3
votes

Here's my problem - hopefully I can explain this well enough:

I use Putty on Windows, and then start a gnu screen session. I may run several shell commands in putty, and then in the same screen, run emacs -nw. The problem is that when I exit emacs, the scrollback buffer (in putty) is messed up. What was on the screen when I started emacs is gone, and if I scroll upward I see various artifacts of screen (e.g. the screen "bar" at the bottom, etc.).

If I don't use screen and just open emacs -nw directly from putty, all my history is still there in the buffer when I exit emacs.

Likewise, if I do use screen, and use vi within a screen instead of emacs, when I exit vi, everything is there.

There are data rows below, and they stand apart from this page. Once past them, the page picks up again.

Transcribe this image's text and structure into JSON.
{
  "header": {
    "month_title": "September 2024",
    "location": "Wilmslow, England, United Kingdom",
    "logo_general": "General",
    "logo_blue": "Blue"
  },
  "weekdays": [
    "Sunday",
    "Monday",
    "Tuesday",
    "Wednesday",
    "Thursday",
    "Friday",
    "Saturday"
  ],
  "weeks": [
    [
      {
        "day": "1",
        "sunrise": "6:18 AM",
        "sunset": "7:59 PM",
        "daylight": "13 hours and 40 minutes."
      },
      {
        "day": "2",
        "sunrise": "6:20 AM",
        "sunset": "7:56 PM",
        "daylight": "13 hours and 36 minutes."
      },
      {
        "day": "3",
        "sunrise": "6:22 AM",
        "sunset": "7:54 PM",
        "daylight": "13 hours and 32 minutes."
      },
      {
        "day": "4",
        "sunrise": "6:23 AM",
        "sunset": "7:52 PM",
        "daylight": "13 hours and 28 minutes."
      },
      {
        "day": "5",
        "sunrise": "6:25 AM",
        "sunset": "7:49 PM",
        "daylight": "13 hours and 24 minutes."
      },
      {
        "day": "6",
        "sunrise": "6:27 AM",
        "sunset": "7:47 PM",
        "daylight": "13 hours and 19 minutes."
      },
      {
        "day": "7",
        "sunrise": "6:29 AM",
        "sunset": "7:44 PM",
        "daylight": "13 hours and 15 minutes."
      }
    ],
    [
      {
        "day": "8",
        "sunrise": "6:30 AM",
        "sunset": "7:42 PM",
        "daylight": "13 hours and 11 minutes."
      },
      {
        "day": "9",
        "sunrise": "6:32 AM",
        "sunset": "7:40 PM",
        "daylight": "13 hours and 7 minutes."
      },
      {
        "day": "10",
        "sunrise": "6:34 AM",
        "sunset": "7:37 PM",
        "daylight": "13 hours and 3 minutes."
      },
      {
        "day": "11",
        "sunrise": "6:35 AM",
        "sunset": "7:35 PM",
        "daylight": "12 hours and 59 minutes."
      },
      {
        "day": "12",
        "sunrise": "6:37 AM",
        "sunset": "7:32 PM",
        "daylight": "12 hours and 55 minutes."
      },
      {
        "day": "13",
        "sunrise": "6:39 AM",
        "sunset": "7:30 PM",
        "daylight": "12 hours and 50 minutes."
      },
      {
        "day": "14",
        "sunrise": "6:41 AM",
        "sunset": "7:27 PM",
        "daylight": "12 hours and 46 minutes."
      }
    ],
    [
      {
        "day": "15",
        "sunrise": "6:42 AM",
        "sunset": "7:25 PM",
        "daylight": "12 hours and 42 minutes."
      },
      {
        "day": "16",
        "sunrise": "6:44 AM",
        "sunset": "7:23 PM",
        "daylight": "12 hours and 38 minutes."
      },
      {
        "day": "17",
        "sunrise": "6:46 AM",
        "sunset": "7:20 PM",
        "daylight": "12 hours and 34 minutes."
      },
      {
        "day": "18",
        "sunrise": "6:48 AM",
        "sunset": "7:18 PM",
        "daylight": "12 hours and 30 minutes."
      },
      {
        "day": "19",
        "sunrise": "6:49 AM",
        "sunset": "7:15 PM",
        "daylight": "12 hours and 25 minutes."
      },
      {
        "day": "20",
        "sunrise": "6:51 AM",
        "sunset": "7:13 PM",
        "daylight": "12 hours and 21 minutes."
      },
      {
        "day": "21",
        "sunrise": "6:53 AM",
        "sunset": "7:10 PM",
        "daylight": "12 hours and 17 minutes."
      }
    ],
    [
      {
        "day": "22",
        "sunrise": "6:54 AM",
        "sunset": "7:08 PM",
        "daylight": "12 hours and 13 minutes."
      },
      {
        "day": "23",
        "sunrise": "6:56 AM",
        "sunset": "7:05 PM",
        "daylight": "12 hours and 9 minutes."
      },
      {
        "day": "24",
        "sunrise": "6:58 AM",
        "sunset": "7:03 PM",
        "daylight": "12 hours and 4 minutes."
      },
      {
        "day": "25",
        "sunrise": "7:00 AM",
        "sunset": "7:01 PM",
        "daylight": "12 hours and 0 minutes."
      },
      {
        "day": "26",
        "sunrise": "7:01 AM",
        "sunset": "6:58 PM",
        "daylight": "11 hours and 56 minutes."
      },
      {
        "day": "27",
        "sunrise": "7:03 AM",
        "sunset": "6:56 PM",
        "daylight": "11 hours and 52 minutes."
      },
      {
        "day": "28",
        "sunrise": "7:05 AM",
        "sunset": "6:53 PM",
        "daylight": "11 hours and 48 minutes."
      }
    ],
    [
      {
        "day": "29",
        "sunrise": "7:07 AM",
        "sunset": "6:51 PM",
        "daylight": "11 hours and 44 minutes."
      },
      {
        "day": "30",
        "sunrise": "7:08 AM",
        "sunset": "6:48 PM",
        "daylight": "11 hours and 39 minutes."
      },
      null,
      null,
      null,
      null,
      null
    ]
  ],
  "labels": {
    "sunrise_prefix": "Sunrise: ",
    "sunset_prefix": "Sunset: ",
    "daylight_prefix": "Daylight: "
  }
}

Is this just some weird interaction with putty and emacs? Is there a way to fix it?

3
screen, of course, has its own scrollback feature. Ctrl-a esc.tripleee
Yes - when I use that, all the history is completely gone. So I can see a little of it if I scroll up using the mouse wheel or bar on the right, or none of it if I scroll up using screen's scrollback (I can just scroll up forever and everything is blank).Jer

3 Answers

1
votes

Have you tried setting scrollback buffer size to something else than default? scrollback

In .screenrc put this line:

defscrollback 10000

Here's my config .screenrc. Tried to reproduce this problem but no luck... you can try if it fixes for you:

termcapinfo xterm* ti@:te@
startup_message off
vbell off
autodetach on
altscreen on
shelltitle "$ |bash"
defscrollback 10000
defutf8 on
nonblock on

hardstatus alwayslastline
hardstatus string '%{= kw}[ %{= kb}%H%{= kw} ][%= %{= kw}%?%-Lw%?%{= kW}%n*%f %t%?%?%{= kw}%?%+Lw%?%?%= ][ %{r}%l%{w} ]%{w}[%{r} %d/%m/%y %C %A %{w}]%{w}'

bind 'q' quit

Just at the end I would as well suggest you getting familiar with tmux -> http://tmux.sourceforge.net/

BTW. hopefully you're using newest version of PuTTy right? :) - > http://puttytray.goeswhere.com/

0
votes

This sounds like Emacs and Screen are stepping on each others toes over the alternate screen feature of your terminal.

I cannot reproduce this issue, but maybe putting the following in your ~/.screenrc would help:

altscreen on
0
votes

Have you considered using tmux as an alternative to GNU screen?